Make no mistake: valid sacraments are integral to Catholicism. But aside from that, the Church today is seemingly devoid of the character it once possessed. In the attempt to 'go back to the basics', we have spurned the practices of our elders; we have robbed Catholicism of its character. By concentrating purely on a sacramental and didactic model of the Church, Catholicism becomes a mere collection of articles to which we either assent to or not.

Prior to the Reformation, the term 'devout Catholic' was a redundant, perhaps even non applicable term. In the book "The Church: A Pictorial History" (1961), a typical scene in Catholic England was laid out. The account describes how the English, for example, would all recite the "Pater Noster" in the town square at a certain time, and how everyday the churches were packed with worshippers. Their Faith was simple; it was the devotion of a child to his father, the tenderness of a mother to her child. It was not an intellectualized abstraction, but the effusion of love from a dedicated son or daughter. It is sad how these scenes are virtually consigned to the dust bins of memory. Indeed, I wonder what would have become of England had the Reformation not happened; it is saddening to think that this once most Catholic country is now removed of the traces of religion, Catholic or otherwise.

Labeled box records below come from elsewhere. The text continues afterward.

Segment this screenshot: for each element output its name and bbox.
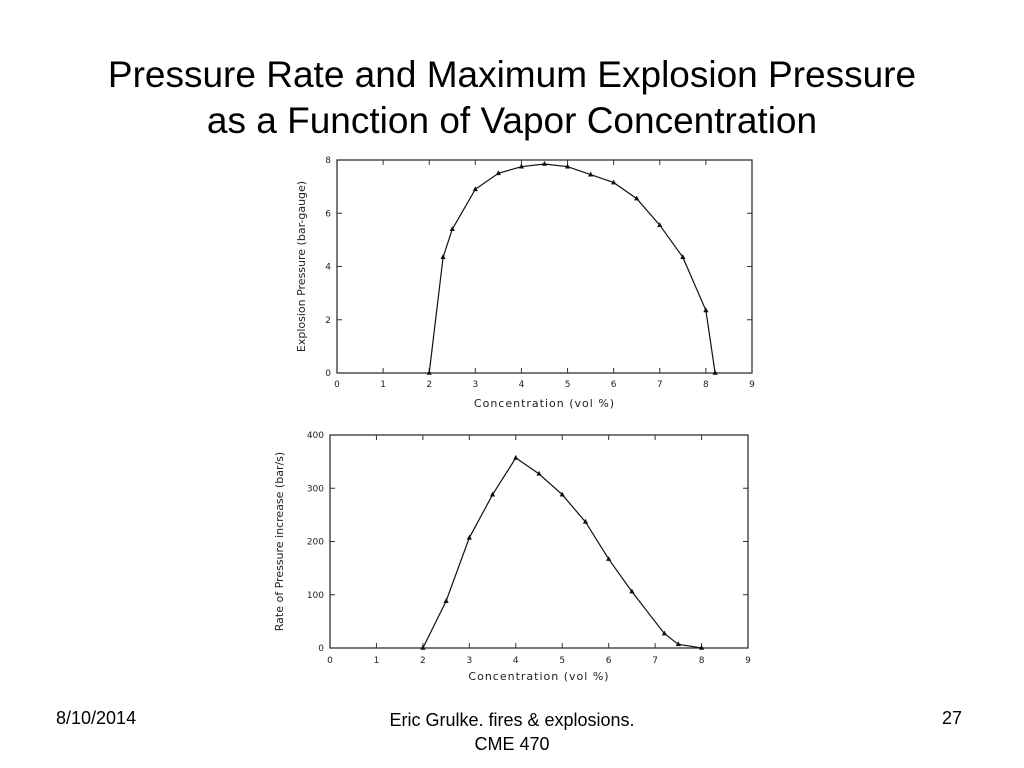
data-point-marker bbox=[440, 254, 446, 259]
x-tick-label: 0 bbox=[334, 380, 340, 390]
data-point-marker bbox=[588, 171, 594, 177]
x-tick-label: 3 bbox=[466, 656, 472, 666]
footer-date: 8/10/2014 bbox=[56, 708, 137, 728]
data-point-marker bbox=[703, 307, 709, 313]
y-tick-label: 300 bbox=[307, 484, 324, 494]
data-point-marker bbox=[657, 222, 663, 228]
slide-title-line-1: Pressure Rate and Maximum Explosion Pres… bbox=[107, 54, 917, 95]
slide-title-line-2: as a Function of Vapor Concentration bbox=[206, 100, 818, 141]
x-tick-label: 5 bbox=[559, 656, 565, 666]
y-tick-label: 0 bbox=[318, 644, 324, 654]
x-tick-label: 9 bbox=[749, 380, 755, 390]
data-point-marker bbox=[698, 645, 705, 650]
y-axis-label: Explosion Pressure (bar-gauge) bbox=[295, 181, 308, 352]
series-line bbox=[422, 457, 702, 649]
slide-title: Pressure Rate and Maximum Explosion Pres… bbox=[0, 52, 1024, 144]
x-tick-label: 8 bbox=[703, 380, 709, 390]
data-point-marker bbox=[661, 630, 667, 636]
chart-2: 0 1 2 3 4 5 6 7 8 9 0 100 200 300 400 Concentration (vo… bbox=[273, 431, 751, 683]
x-tick-label: 4 bbox=[519, 380, 525, 390]
chart-1: 0 1 2 3 4 5 6 7 8 9 0 2 4 6 8 Concentration (vol %) Expl… bbox=[295, 156, 755, 410]
x-tick-label: 1 bbox=[374, 656, 380, 666]
x-tick-label: 5 bbox=[565, 380, 571, 390]
footer-author-course-line-2: CME 470 bbox=[474, 734, 550, 754]
plot-frame bbox=[329, 434, 749, 649]
plot-frame bbox=[336, 159, 753, 374]
data-point-marker bbox=[513, 454, 519, 460]
x-tick-label: 2 bbox=[426, 380, 432, 390]
x-axis-label: Concentration (vol %) bbox=[474, 397, 615, 410]
x-tick-label: 7 bbox=[657, 380, 663, 390]
data-point-marker bbox=[426, 370, 432, 375]
data-point-marker bbox=[634, 195, 640, 201]
x-tick-label: 3 bbox=[472, 380, 478, 390]
x-tick-label: 4 bbox=[513, 656, 519, 666]
y-tick-label: 6 bbox=[325, 209, 331, 219]
data-point-marker bbox=[564, 163, 571, 169]
y-tick-label: 2 bbox=[325, 316, 331, 326]
data-point-marker bbox=[443, 598, 449, 603]
x-tick-label: 9 bbox=[745, 656, 751, 666]
series-line bbox=[428, 163, 716, 374]
x-tick-label: 6 bbox=[606, 656, 612, 666]
data-point-marker bbox=[536, 470, 542, 476]
data-point-marker bbox=[489, 491, 496, 497]
footer-author-course-line-1: Eric Grulke. fires & explosions. bbox=[389, 710, 635, 730]
x-tick-label: 0 bbox=[327, 656, 333, 666]
footer-center: Eric Grulke. fires & explosions. CME 470 bbox=[342, 708, 682, 756]
data-point-marker bbox=[466, 534, 472, 540]
x-tick-label: 8 bbox=[699, 656, 705, 666]
data-point-marker bbox=[420, 645, 426, 650]
data-point-marker bbox=[582, 518, 589, 524]
data-point-marker bbox=[611, 179, 617, 185]
y-tick-label: 400 bbox=[307, 431, 324, 441]
y-tick-label: 4 bbox=[325, 263, 331, 273]
y-tick-label: 100 bbox=[307, 591, 324, 601]
y-tick-label: 200 bbox=[307, 538, 324, 548]
data-point-marker bbox=[712, 370, 718, 375]
x-tick-label: 6 bbox=[611, 380, 617, 390]
y-axis-label: Rate of Pressure increase (bar/s) bbox=[273, 452, 286, 631]
data-point-marker bbox=[629, 588, 635, 594]
data-point-marker bbox=[472, 186, 478, 192]
y-tick-label: 0 bbox=[325, 369, 331, 379]
data-point-marker bbox=[606, 556, 612, 561]
data-point-marker bbox=[541, 160, 548, 166]
x-tick-label: 1 bbox=[380, 380, 386, 390]
data-point-marker bbox=[449, 226, 455, 232]
x-tick-label: 7 bbox=[652, 656, 658, 666]
x-tick-label: 2 bbox=[420, 656, 426, 666]
x-axis-label: Concentration (vol %) bbox=[468, 670, 609, 683]
data-point-marker bbox=[518, 163, 525, 169]
data-point-marker bbox=[495, 170, 501, 176]
data-point-marker bbox=[559, 491, 565, 497]
footer-page-number: 27 bbox=[941, 708, 962, 728]
y-tick-label: 8 bbox=[325, 156, 331, 166]
data-point-marker bbox=[675, 641, 681, 647]
data-point-marker bbox=[680, 254, 686, 259]
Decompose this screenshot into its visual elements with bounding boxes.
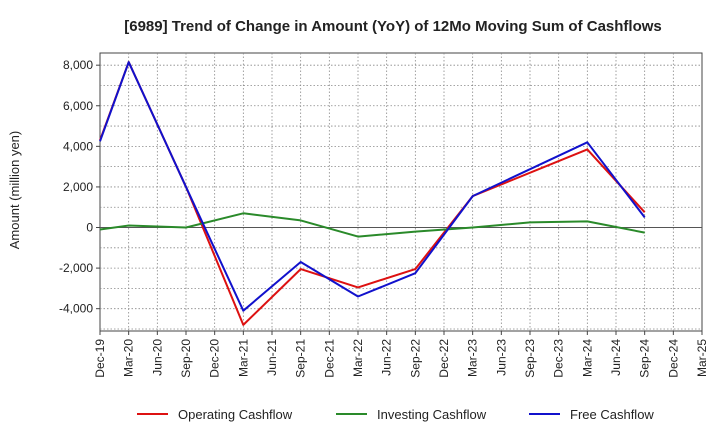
x-tick-label: Sep-20 — [179, 339, 193, 378]
x-tick-label: Sep-21 — [294, 339, 308, 378]
x-tick-label: Jun-23 — [494, 339, 508, 376]
series-line-2 — [99, 212, 645, 238]
x-tick-label: Sep-23 — [523, 339, 537, 378]
x-tick-label: Jun-22 — [380, 339, 394, 376]
y-tick-label: 8,000 — [63, 58, 93, 72]
plot-frame — [99, 52, 703, 332]
legend-label-3: Free Cashflow — [570, 407, 654, 422]
y-tick-label: 4,000 — [63, 139, 93, 153]
x-tick-label: Mar-23 — [466, 339, 480, 377]
x-tick-label: Mar-24 — [580, 339, 594, 377]
legend-label-1: Operating Cashflow — [178, 407, 293, 422]
x-tick-label: Dec-20 — [208, 339, 222, 378]
x-tick-label: Mar-25 — [695, 339, 709, 377]
legend-label-2: Investing Cashflow — [377, 407, 487, 422]
y-tick-label: 0 — [86, 221, 93, 235]
legend: Operating Cashflow Investing Cashflow Free… — [137, 407, 654, 422]
y-tick-label: -2,000 — [59, 261, 93, 275]
plot-area: -4,000 -2,000 0 2,000 4,000 6,000 8,000 Dec-19 M… — [59, 52, 709, 378]
x-tick-label: Jun-24 — [609, 339, 623, 376]
y-tick-label: 6,000 — [63, 99, 93, 113]
x-tick-label: Mar-21 — [236, 339, 250, 377]
x-tick-label: Mar-20 — [122, 339, 136, 377]
x-tick-label: Mar-22 — [351, 339, 365, 377]
x-tick-label: Jun-20 — [150, 339, 164, 376]
y-tick-label: -4,000 — [59, 302, 93, 316]
x-tick-label: Jun-21 — [265, 339, 279, 376]
x-tick-label: Dec-21 — [322, 339, 336, 378]
x-tick-label: Dec-22 — [437, 339, 451, 378]
y-tick-label: 2,000 — [63, 180, 93, 194]
x-tick-label: Dec-24 — [666, 339, 680, 378]
x-tick-label: Dec-19 — [93, 339, 107, 378]
x-tick-label: Sep-24 — [638, 339, 652, 378]
x-tick-label: Sep-22 — [408, 339, 422, 378]
x-tick-label: Dec-23 — [552, 339, 566, 378]
y-axis-label: Amount (million yen) — [7, 131, 22, 250]
series-line-3 — [99, 61, 646, 312]
chart-title: [6989] Trend of Change in Amount (YoY) o… — [124, 18, 662, 35]
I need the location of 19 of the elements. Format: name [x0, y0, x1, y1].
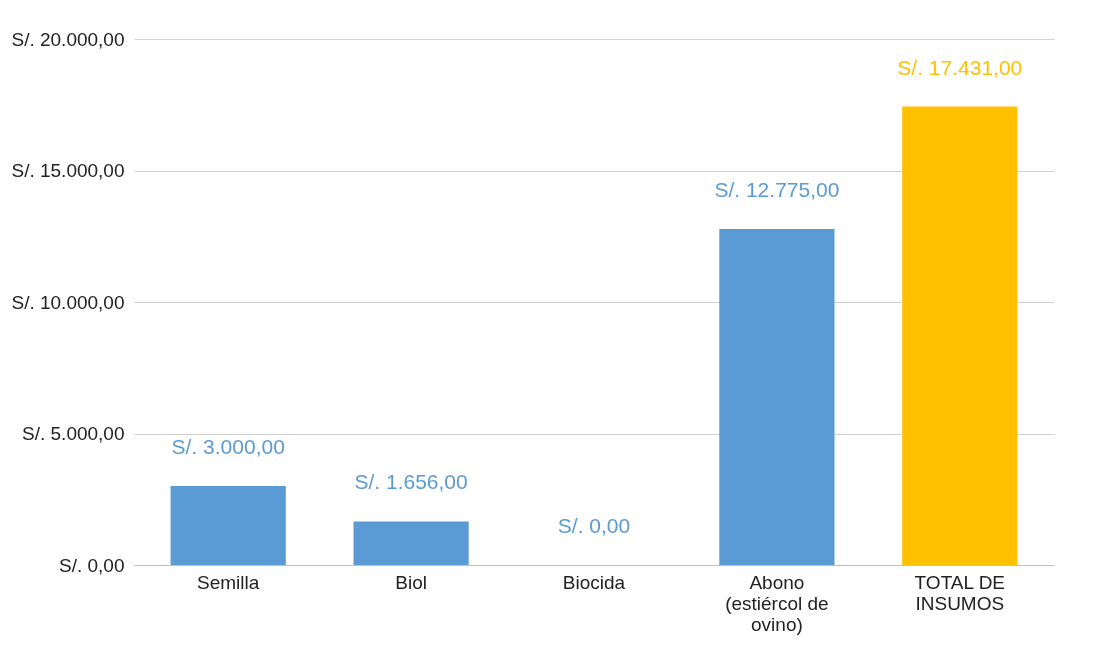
data-label: S/. 12.775,00	[714, 178, 840, 202]
bar	[170, 486, 286, 565]
y-tick-label: S/. 15.000,00	[11, 160, 125, 181]
x-tick-label: Biol	[395, 571, 427, 593]
data-label: S/. 1.656,00	[354, 470, 468, 494]
y-tick-label: S/. 10.000,00	[11, 291, 125, 313]
data-label: S/. 3.000,00	[171, 435, 285, 459]
y-tick-label: S/. 5.000,00	[22, 423, 125, 444]
x-tick-label: TOTAL DE INSUMOS	[914, 571, 1006, 614]
x-tick-label: Abono (estiércol de ovino)	[725, 571, 829, 635]
y-tick-label: S/. 20.000,00	[11, 28, 125, 50]
bar	[719, 229, 835, 565]
x-tick-label: Biocida	[562, 571, 626, 593]
x-tick-label: Semilla	[197, 571, 260, 593]
data-label: S/. 17.431,00	[897, 55, 1023, 79]
y-tick-label: S/. 0,00	[59, 554, 125, 576]
bar	[902, 106, 1018, 565]
bar	[353, 521, 469, 565]
data-label: S/. 0,00	[557, 514, 631, 537]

There is something haunting, and the same time comforting, at doing something that has been done for hundreds of years prior to you by people who have already long gone. In praying the Stations of the Cross, I sometimes wonder if a Dominic or a Francis Xavier's knees hurt as much as mine did, or if an Ignatius or an Augustine had an irrational fear of ghosts while keeping vigil in a cemetery. I sometimes if the priests of yesterday actually mumbled their Masses, or if they just spoke really bad and accented Latin as in some cases today. The clasping of hands, the beating of the chest, the double and single genuflections are haunting reminders that this is how it was always done. It is the entire history of the Church, distilled and refined into one action. This is Tradition; it is knowing that somehow, someone, somewhere at one time or another, can walk into a church and worship as he always has. And although you may never laugh with them, talk with them, kiss them or be with them, it is a most comforting thought to have.